Once worked at a place where there was one guy that every new idea had to be run past. Seemed to me that whatever someone suggested the answer was always the same; "We tried that back in, the 1960s/1970s and it didn't work." So, the idea was always shot down and the status quo continued. Complaining to management had no effect, because The Historian had been with the company longer than anyone else. Eventually, however, management begain to see our side of things, all it took was The Historian saying; "A website? We tried that back in, the 1974 and it didn't work."

RMSx32767
RMSx32767

Not everyone is creative, and there is nothing wrong with not being creative. If EVERYONE was creative the world would be filled with musicians, artists, writers, etc and there would be no one left to simply push the buttons, vacuum the floor, and do the other not-very-creative-or-exciting-but-needs-to-be-done work. In the same manner, not everyone is mathematically inclined, or interested in politics, psychology, etc. Insisting that people "be creative" simply adds pressure where it is unneeded. Best to simply encourage them to be the best they can, not be what you (or I) think they should be.

Ray Baker
Ray Baker

Lack of any recognition or reward may not stifle creativity but it does stifle the drive to even try.

Jeff_D_Programmer
Jeff_D_Programmer

Related to deadlines is overload. I have had several projects where I would really have liked to do something special, learn something new, or come up with a better way of doing a task, but I just didn't have the time to go down that road - even if the client was more than willing to work with me on it - because I had too many other tasks pressing on me at the same time.

Tony Hopkinson
Tony Hopkinson

Fear Of being wrong. Particularly relevant in a corporate environment where infallibility is encouraged to the point of stifling any change or worse still disguising failure as success, so therefore change must unnecessary, otherwise something that had to be "right" would suffer an implication of wrongness.

Ron_007
Ron_007

I hate hearing "...but we've always done it that way ..." given the rate of change in computing, if "always" is more than a couple of years I see it as the best reason to at least look for feature changes that may have been introduced.
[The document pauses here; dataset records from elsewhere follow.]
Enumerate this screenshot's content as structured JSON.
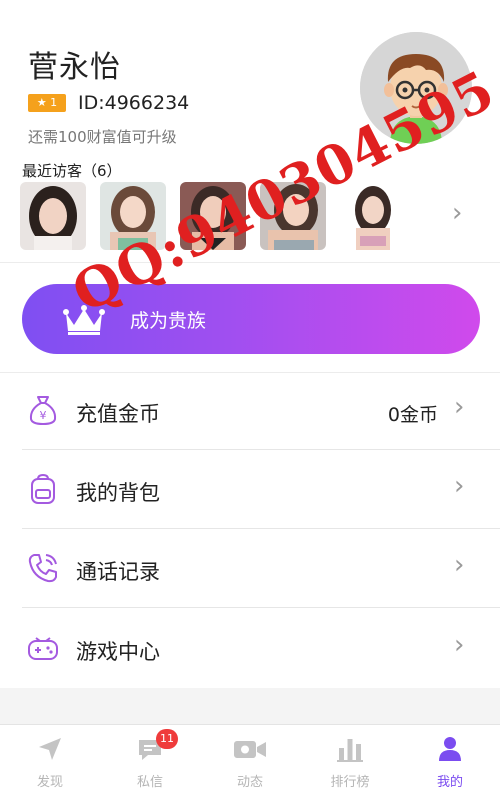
{
  "profile": {
    "name": "菅永怡",
    "level_badge": "★ 1",
    "user_id": "ID:4966234",
    "upgrade_hint": "还需100财富值可升级"
  },
  "visitors": {
    "title": "最近访客（6）",
    "count": 6
  },
  "noble_banner": {
    "label": "成为贵族",
    "icon": "crown-icon"
  },
  "menu": [
    {
      "label": "充值金币",
      "value": "0金币",
      "icon": "money-bag-icon"
    },
    {
      "label": "我的背包",
      "value": "",
      "icon": "backpack-icon"
    },
    {
      "label": "通话记录",
      "value": "",
      "icon": "phone-call-icon"
    },
    {
      "label": "游戏中心",
      "value": "",
      "icon": "gamepad-icon"
    }
  ],
  "tabs": [
    {
      "label": "发现",
      "icon": "navigation-arrow-icon",
      "active": false
    },
    {
      "label": "私信",
      "icon": "message-icon",
      "badge": "11",
      "active": false
    },
    {
      "label": "动态",
      "icon": "video-camera-icon",
      "active": false
    },
    {
      "label": "排行榜",
      "icon": "bar-chart-icon",
      "active": false
    },
    {
      "label": "我的",
      "icon": "user-icon",
      "active": true
    }
  ],
  "watermark": "QQ:940304595",
  "colors": {
    "accent": "#7b4cf0",
    "banner_start": "#7f4ff2",
    "banner_end": "#d04aec",
    "level_badge": "#f5a11c",
    "notification_badge": "#ef3b3b",
    "watermark": "#e02020"
  }
}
Another "favorite" is "...if it ain't broke, don't fix it..." While that is not totally unreasonable, it is an incomplete statement. The missing, important part, of the statement is defining "broke" AND "ain't broke". Just because a program runs to the end does not mean it is "ain't broke". All to often I've seen programs / processes that with just a little optimizing run in a fraction of the time and cost. While it can be argued that it is "ain't broke", your company can GO BROKE running it, wasting money and computing resources.